© SKepecs 2013 |
Cuban
son y rumba’s my groove – soy salsera de corazón. But right now Golpe Tierra, the Afro-Peruvian jazz outfit led by by Mad City bass boss Nick Moran and guitarist
Richard Hildner Armacanqui, is the hottest band in town. The Afro-Peruvian sound bears some
resemblance to Cuban son y rumba, or for that matter Puerto Rican bomba y plena
– but the rhythmic differences stand out.
Afro-Peruvian musica criolla evolved under an entirely different set of
historical circumstances than Afro-Caribbean music, in part because the number
of slaves imported to New World regions where indigenous population density
was high – that would be Peru, and Mexico – was so low by comparison.
Golpe Tierra’s
Afro-Peruvian jazz bailable is a beacon of bright, fresh sound. The band usually operates as a trio, all players
at the top of their game – Moran on bass, Hildner on guitar and Juan Tomás
“Juancho” Martínez Paris (formerly of Canteca de Macao, the Madrid-based
altermodern worldbeat band that played the Madison World Music Festival and the
Cardinal last fall) on cajón and lead vocals.
Moran and Hildner have Peruvian ritmos in their blood – “we were fans of
the music since childhood,” Moran says.
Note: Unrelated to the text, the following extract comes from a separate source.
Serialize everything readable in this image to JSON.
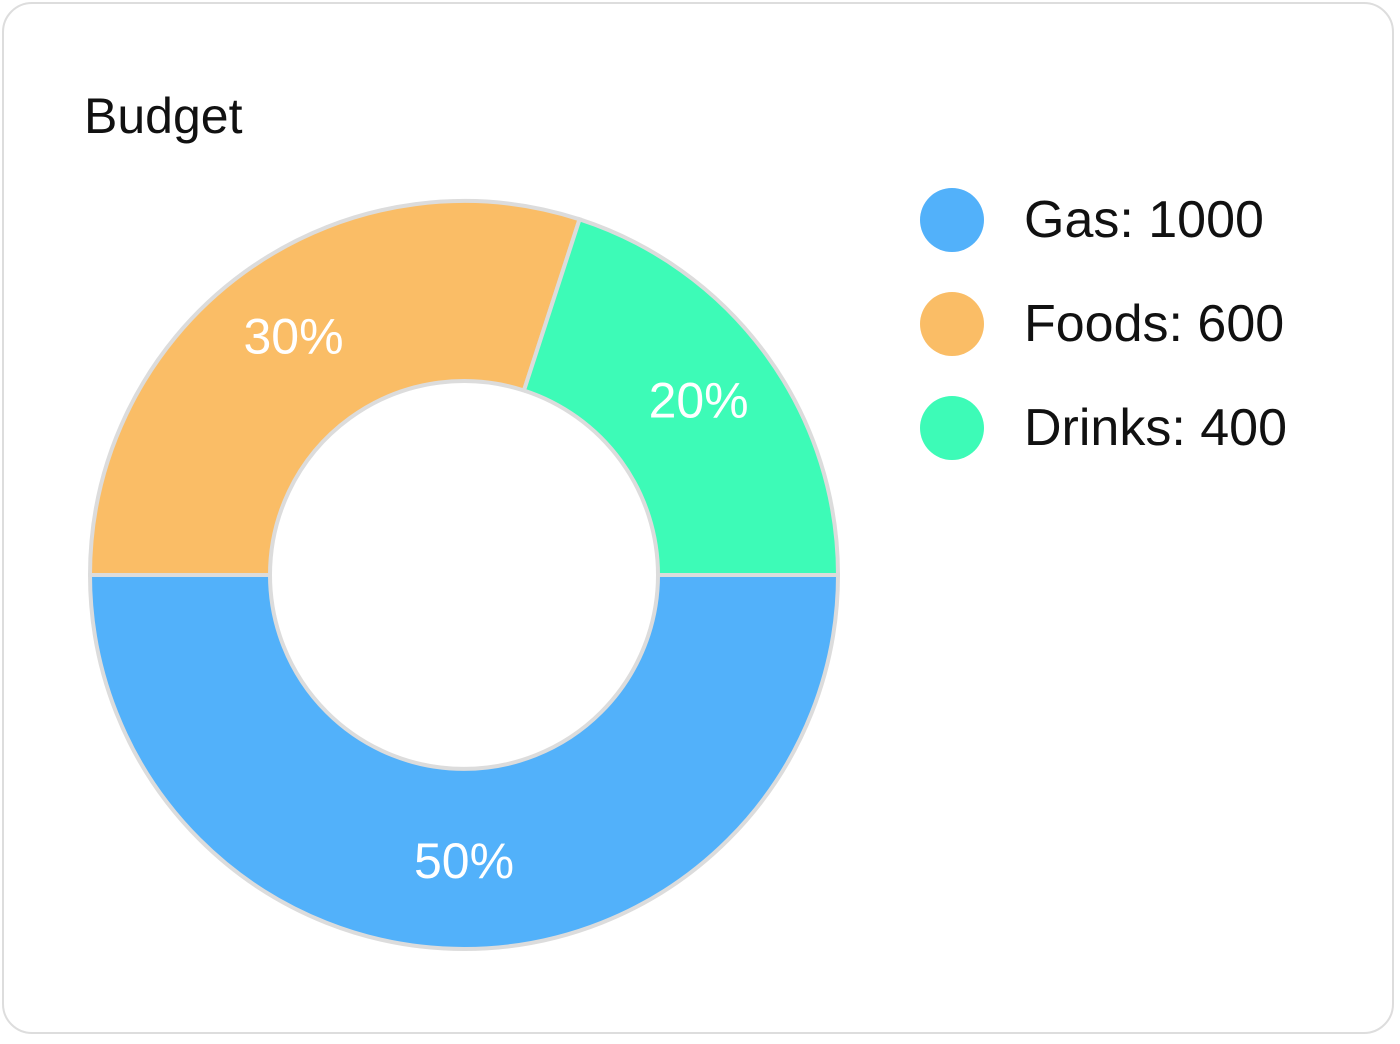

But they didn’t dive into the
complexities of the sound until they had the opportunity to back up cajón
master Juan “Cotito” Medrano – renowned for his work with Latin
Grammy-nominated Afro-Peruvian worldbeat band Novalima – when he came to town
to play at the Marquette Waterfront Festival in 2009. Cotito turned out to be one helluva guru, and
a year later his two Madison disciples launched Golpe Tierra – somewhat incongruously,
at a world music fest in Glen Ellyn, Illinois.
The band’s maintained a moderate Madison profile ever since, playing the
Cardinal’s Friday Happy Hour more or less monthly and catching an occasional
festival – but if it’s not on the verge of fame yet, it deserves to be.
© SKepecs 2013 |
Last Friday Golpe
Tierra, with special guest of honor Cotito, played a pair of stratospheric sets
at the Cardinal’s regular 5:30-7:30 PM Happy Hour. Holy cow. Cotito’s a force of nature, plying his
powerful voice on Afro-Peruvian standards while creating mind-bogglingly
complex rhythms with his hands on that resonant wooden box, the cajón. I
haven’t figured out the dance steps to these beats yet, though I’ve been trying
for a while – there’s a zapateo, common to Spanish-influenced Latin American
folk dances everywhere, and an African move that’s close to a rumba, and more
steps that fall in between – but Friday afternoon a small company of
Afro-Peruvian dancers beautifully trained by Cotito’s niece, Guisella Medrano,
who lives in Madison, served up new insights.
The Cardinal was packed, and by the end of the second set almost
everybody was dancing.
Golpe Tierra and Cotito
wrapped up at the Cardinal just before 8 PM. Like magic, they reappeared (with about half of the Cardinal crowd, unwilling to give them up, in tow) on the Memorial Union Terrace half an hour later for MEChA’s annual
Reventonazo, where they blew the roof off the big stage on the lake.